Configures Chrome to start using proxy specified in server string. If port is omitted it will be set  to 8888. Proxy settings are in effect until setProxy is called again or robot finishes run. setProxy() without any parameter will set proxy settings to system defaults without proxy. Paid customers have an option to leverage Web Robots built-in proxy rotator, contact us for details.
server – proxy server
port – proxy server’s port
username – username for proxy authentication
password
– password for proxy authentication

Example:

steps.start = function () {
    setProxy({ 
       server: "123.14.1.2",
       port: "8888",
       username: "johnny",
       password: "Passw0rd"
 });
    next("http://webrobots.io", "stepTwo");

    done();
}

steps.stepTwo = function () {
    console.log("I visited webrobots.io through Proxy!");
    done();
}

setRetries(int interval, int count, int total)

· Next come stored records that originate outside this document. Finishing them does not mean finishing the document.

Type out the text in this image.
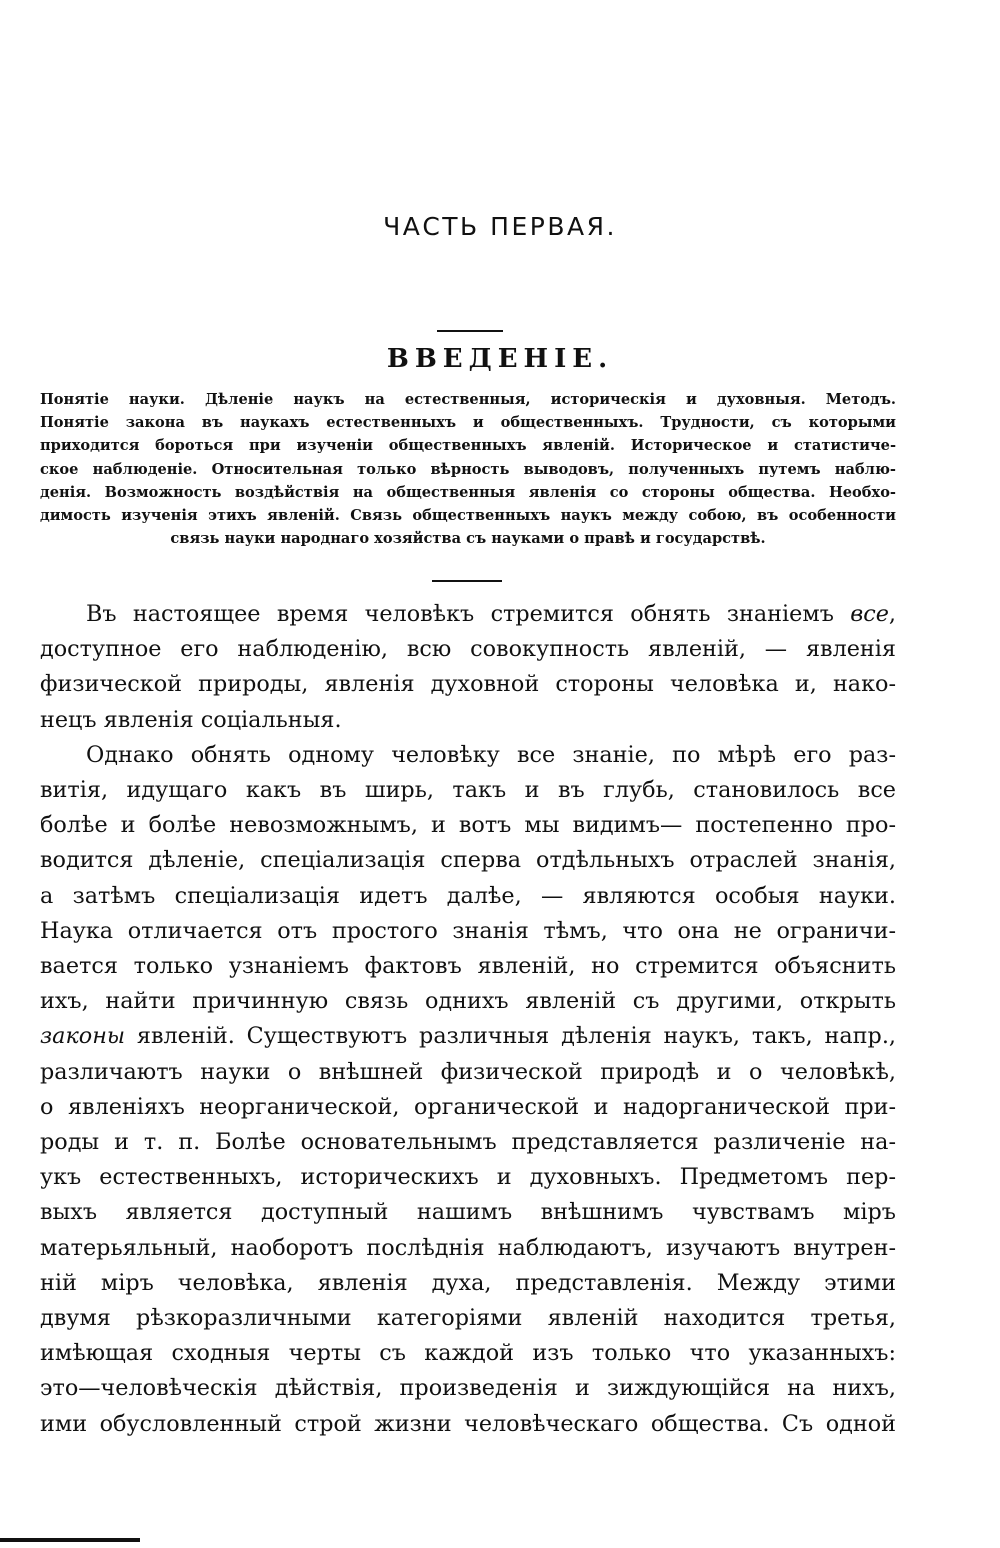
ЧАСТЬ ПЕРВАЯ.
ВВЕДЕНІЕ.
Понятіе науки. Дѣленіе наукъ на естественныя, историческія и духовныя. Методъ.
Понятіе закона въ наукахъ естественныхъ и общественныхъ. Трудности, съ которыми
приходится бороться при изученіи общественныхъ явленій. Историческое и статистиче-
ское наблюденіе. Относительная только вѣрность выводовъ, полученныхъ путемъ наблю-
денія. Возможность воздѣйствія на общественныя явленія со стороны общества. Необхо-
димость изученія этихъ явленій. Связь общественныхъ наукъ между собою, въ особенности
связь науки народнаго хозяйства съ науками о правѣ и государствѣ.
Въ настоящее время человѣкъ стремится обнять знаніемъ все,
доступное его наблюденію, всю совокупность явленій, — явленія
физической природы, явленія духовной стороны человѣка и, нако-
нецъ явленія соціальныя.
Однако обнять одному человѣку все знаніе, по мѣрѣ его раз-
витія, идущаго какъ въ ширь, такъ и въ глубь, становилось все
болѣе и болѣе невозможнымъ, и вотъ мы видимъ— постепенно про-
водится дѣленіе, спеціализація сперва отдѣльныхъ отраслей знанія,
а затѣмъ спеціализація идетъ далѣе, — являются особыя науки.
Наука отличается отъ простого знанія тѣмъ, что она не ограничи-
вается только узнаніемъ фактовъ явленій, но стремится объяснить
ихъ, найти причинную связь однихъ явленій съ другими, открыть
законы явленій. Существуютъ различныя дѣленія наукъ, такъ, напр.,
различаютъ науки о внѣшней физической природѣ и о человѣкѣ,
о явленіяхъ неорганической, органической и надорганической при-
роды и т. п. Болѣе основательнымъ представляется различеніе на-
укъ естественныхъ, историческихъ и духовныхъ. Предметомъ пер-
выхъ является доступный нашимъ внѣшнимъ чувствамъ міръ
матерьяльный, наоборотъ послѣднія наблюдаютъ, изучаютъ внутрен-
ній міръ человѣка, явленія духа, представленія. Между этими
двумя рѣзкоразличными категоріями явленій находится третья,
имѣющая сходныя черты съ каждой изъ только что указанныхъ:
это—человѣческія дѣйствія, произведенія и зиждующійся на нихъ,
ими обусловленный строй жизни человѣческаго общества. Съ одной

Modifies robot’s step retry behaviour from default values. Default values are 60,000ms retry interval, 3 retry count, 150 total count. Following this logic, if some step is retried 3 times and still fails – robot proceeds to the next step. If robot encounters 150 retries during run it stops and marks run as failed.
interval – retry interval in milliseconds.
count – maximum retry count on a single step.
total – cumulative allowed retry limit during robot run. If this limit is reached robot will stop and mark run as failed.

Best practice is to increase retry parameters only if source is not reliable and reloading page can yield results. If source is reliable and errors are happening due to error prone javascript used in robot – more retries will not help.

Example:

steps.start = function () {
    next("http://webrobots.io", "stepTwo");
    // setting robot to retry after 10 second for up to 10 times and stop if total of 6000 retries reached.
    setRetries(10000, 10, 6000);
    // All subsequently executed steps will adhere to the new retry policy
    done();
}

steps.stepTwo = function () {
    console.log("This step will be retried in 10 seconds if there is no done() event");
    done();
}

setSettings(Object settings)

Changes robot running parameters for the downstream steps. Currently supported settings are:

skipVisited – boolean setting to control behaviour if next() statements wants to open already visited page.Applies only to subsequent next() steps after setting is enabled. Default value: false.
respectRobotsTxt – boolean settings to control robot’s behaviour in respect to robots.txt file. If set to true, robot will read and parse robots.txt file from target domain and start respecting it’s directions. Applies only to subsequent next() steps after setting is enabled. Default value: false.

Example

steps.start = function () {
    setSettings({ skipVisited : true, respectRobotsTxt : true});
    // 1st next()
    next("http://webrobots.io", "stepTwo");
    // 2nd next() will be skipped because we already have a next() going to http://webrobots.io
    next("http://webrobots.io", "stepTwo");
    done();
}

steps.stepTwo = function () {
    done();
}